Regelmäßig kehrt der gebürtige Franke Albrecht Mayer nach Paris zurück, wo er einst vom Oboen- Papst Maurice Bourgue in die Kunst seines Instruments eingewiesen worden war. Jetzt ist Mayer wieder nach Paris gefahren, um sich für sein neues Album inspirieren zu lassen. Reinhard Lemelle hat sich mit ihm über die Musiknation Frankreich und über ihr leicht zwiespältiges Verhältnis zur Oboe unterhalten.

RONDO: Warum haben eigentlich nahezu alle bedeutenden Komponisten Frankreichs die Finger von der Oboe gelassen?

Albecht Mayer: Ich habe mir darüber auch das Gehirn zermartert, warum solche großen Komponisten wie Debussy, Ravel oder Fauré kein Hauptwerk für die Oboe komponiert haben.

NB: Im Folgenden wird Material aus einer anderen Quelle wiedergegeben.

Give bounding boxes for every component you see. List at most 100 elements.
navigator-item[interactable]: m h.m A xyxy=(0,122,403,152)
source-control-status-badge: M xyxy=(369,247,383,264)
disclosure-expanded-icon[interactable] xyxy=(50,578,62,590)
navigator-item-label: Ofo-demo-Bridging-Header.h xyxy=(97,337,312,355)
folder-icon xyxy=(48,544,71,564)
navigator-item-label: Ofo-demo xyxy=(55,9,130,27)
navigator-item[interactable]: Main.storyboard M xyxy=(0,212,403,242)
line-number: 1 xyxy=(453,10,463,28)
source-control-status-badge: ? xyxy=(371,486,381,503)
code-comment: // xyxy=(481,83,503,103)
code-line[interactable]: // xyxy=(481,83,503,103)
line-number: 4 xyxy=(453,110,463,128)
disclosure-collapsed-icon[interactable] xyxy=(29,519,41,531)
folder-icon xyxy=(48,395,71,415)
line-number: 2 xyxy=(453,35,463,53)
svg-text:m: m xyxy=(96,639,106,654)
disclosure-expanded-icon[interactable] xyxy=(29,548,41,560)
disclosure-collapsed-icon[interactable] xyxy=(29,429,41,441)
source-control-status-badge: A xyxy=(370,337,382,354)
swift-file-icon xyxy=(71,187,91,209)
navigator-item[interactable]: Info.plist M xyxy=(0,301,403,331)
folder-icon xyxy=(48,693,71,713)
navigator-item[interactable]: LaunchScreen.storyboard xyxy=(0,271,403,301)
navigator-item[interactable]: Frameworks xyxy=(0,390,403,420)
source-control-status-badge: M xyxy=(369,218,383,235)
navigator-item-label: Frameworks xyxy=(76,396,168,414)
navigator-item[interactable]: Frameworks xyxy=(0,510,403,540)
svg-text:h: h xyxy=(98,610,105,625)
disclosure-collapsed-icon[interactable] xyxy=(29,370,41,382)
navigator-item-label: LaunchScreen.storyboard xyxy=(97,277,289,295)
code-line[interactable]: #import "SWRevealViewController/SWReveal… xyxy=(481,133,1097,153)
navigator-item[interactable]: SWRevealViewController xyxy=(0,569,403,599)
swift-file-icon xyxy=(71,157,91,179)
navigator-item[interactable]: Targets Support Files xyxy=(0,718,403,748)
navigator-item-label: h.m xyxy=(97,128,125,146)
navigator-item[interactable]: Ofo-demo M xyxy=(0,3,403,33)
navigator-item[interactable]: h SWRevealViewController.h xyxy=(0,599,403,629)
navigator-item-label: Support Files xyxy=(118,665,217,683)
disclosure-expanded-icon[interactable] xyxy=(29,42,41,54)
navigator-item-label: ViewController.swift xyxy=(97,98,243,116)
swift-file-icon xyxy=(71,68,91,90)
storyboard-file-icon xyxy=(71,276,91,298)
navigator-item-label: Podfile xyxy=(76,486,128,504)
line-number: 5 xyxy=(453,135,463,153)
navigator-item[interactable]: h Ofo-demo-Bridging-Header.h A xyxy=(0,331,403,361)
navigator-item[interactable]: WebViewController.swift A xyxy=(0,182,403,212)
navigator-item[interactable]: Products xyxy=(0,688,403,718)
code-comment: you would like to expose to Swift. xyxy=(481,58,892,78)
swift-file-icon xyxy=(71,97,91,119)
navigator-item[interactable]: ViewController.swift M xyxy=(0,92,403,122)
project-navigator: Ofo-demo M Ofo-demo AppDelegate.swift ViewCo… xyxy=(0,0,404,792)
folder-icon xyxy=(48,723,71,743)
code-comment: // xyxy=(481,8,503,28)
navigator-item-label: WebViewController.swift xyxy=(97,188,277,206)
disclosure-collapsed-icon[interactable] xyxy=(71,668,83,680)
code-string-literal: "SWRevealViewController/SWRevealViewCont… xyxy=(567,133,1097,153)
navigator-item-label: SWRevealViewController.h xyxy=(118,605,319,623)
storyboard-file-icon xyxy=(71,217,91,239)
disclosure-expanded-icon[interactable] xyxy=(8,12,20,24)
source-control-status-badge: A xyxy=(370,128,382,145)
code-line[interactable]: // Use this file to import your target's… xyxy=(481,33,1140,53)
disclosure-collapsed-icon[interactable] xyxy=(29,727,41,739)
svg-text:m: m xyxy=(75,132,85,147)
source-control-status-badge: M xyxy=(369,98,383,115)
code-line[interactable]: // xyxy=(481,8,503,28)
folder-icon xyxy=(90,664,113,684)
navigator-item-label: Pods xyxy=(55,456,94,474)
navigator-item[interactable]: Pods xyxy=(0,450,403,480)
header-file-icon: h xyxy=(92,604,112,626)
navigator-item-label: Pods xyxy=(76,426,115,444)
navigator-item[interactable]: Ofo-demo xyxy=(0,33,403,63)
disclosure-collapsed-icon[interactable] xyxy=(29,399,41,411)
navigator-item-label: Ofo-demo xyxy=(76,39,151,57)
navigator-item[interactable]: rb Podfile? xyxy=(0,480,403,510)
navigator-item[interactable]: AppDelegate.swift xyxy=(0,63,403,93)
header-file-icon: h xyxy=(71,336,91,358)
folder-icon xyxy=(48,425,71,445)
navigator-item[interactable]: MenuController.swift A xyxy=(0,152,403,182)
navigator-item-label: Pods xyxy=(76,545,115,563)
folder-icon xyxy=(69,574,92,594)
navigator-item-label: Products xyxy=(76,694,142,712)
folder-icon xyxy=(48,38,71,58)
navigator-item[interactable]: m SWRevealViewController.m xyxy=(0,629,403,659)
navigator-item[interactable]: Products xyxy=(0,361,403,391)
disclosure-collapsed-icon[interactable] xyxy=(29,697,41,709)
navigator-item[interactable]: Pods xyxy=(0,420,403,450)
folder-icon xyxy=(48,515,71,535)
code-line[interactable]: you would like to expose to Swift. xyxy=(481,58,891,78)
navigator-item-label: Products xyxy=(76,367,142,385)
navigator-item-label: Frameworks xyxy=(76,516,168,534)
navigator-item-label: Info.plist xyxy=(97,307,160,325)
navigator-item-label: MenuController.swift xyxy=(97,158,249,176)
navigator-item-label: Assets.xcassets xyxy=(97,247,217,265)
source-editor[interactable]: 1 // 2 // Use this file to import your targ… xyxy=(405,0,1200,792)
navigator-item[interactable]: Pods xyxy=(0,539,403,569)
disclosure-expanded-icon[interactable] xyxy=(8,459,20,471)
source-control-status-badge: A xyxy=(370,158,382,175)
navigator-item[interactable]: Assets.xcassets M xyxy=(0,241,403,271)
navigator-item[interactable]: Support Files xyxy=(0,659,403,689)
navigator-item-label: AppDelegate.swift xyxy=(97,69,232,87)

RONDO: Und? Was vermuten Sie?

Mayer: Man könnte natürlich annehmen, dass die Oboe im 19. Jahrhundert einfach von der Klarinette abgelöst wurde. Aber ich glaube nicht daran. Schließlich sind ja in jener Zeit tatsächlich unglaublich viele französische Kompositionen für die Oboe entstanden. Vor allem für den Concours am Pariser Konservatorium, für den zahllose Werke für die bedeutendsten Virtuosen jener Zeit geschrieben wurden. Zwischen 1880 und 1950 wuchs so das Repertoire unglaublich an. Das wird niemand alles spielen können und natürlich auch nicht spielen wollen. Die Kompositionen sind nicht immer großartig, darunter findet sich sehr viel Salonmusik, sehr viel leichte Muße, sehr viele Paraphrasen.

RONDO: Im Gegensatz zu diesen Vielschreibern klafft aber eben bei der komponierenden Spitze eine riesige Lücke …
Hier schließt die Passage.